Miró por la ventana, el bosque se extendía a sus pies.
Sabía que era un bosque porque los libros que la rodeaban así se lo habían dicho. Sabía incluso distinguir cada una de las especies vegetales que componían ese bosque.
Aprendió que los árboles podían ser de hoja caduca y de hoja perenne. No era difícil, solo debía aguardar a eso que llamaban «Otoño» para distinguirlo.

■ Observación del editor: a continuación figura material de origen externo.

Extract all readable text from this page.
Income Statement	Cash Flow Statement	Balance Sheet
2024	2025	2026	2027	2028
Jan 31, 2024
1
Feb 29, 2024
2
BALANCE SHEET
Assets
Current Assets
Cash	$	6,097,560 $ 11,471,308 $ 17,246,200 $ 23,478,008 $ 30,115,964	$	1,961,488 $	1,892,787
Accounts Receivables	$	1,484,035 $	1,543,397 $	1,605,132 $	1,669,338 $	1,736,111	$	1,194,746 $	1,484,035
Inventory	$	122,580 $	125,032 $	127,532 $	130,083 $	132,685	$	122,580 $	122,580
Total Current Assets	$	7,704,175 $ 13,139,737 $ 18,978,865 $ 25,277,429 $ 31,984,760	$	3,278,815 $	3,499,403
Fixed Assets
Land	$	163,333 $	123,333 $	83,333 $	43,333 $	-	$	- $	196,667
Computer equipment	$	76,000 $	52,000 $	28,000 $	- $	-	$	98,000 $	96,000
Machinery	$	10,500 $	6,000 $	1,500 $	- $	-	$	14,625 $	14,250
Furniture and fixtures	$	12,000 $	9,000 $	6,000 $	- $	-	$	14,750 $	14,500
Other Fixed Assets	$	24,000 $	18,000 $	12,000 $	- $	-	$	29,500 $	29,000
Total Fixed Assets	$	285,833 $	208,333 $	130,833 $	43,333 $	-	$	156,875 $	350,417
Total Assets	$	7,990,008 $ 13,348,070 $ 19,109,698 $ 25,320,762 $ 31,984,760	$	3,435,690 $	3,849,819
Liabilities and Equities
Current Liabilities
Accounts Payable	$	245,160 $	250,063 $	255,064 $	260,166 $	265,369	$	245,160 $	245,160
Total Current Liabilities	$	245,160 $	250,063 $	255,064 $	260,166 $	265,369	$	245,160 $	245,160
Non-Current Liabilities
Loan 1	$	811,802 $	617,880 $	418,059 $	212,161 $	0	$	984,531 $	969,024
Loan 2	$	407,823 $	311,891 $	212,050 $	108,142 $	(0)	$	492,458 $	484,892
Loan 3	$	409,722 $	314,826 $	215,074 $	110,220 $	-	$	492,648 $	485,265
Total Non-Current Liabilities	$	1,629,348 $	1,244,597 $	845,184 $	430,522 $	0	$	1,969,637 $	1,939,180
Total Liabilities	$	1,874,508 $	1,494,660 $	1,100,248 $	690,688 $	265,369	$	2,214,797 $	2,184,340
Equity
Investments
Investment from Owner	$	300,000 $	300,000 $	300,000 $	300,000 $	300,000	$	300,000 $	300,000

En el invierno vio como los denominados abetos cubrían sus hojas con un manto blanco nombrado «Nieve», agua solidificada fría y húmeda.
Tropezó en los libros con el significado de su nombre.
«Lluvia: Precipitación de agua de la atmósfera que cae de las nubes en forma de gotas.» Aquel día dejo de ver el bosque para mirar al cielo.
No siempre había nubes y de haberlas nunca eran iguales. Aprendió a distinguir esas que la nombraban. Grises y compactas. En algunas ocasiones su nombre caía manso y apaciguado; en otras, torrente enfurecido, arrasaba la tierra haciendo peligrar los arbustos más débiles.
Mil veces estuvo a punto de sacar la mano por esa ventana y sentirla. Mil veces la metió en el bolsillo esperando que pasaran las ganas.
Lluvia conocía el mundo desde los libros.
Lluvia veía el mundo a través de un cristal.
Aprendió a distinguir la primavera del verano por la inclinación de los rayos del Sol que entraban en la habitación. Por el verdor de las flores, por el cantar de los pájaros.
Vivía encerrada en su torre de marfil.
Lluvia nunca abriría la puerta de su mazmorra.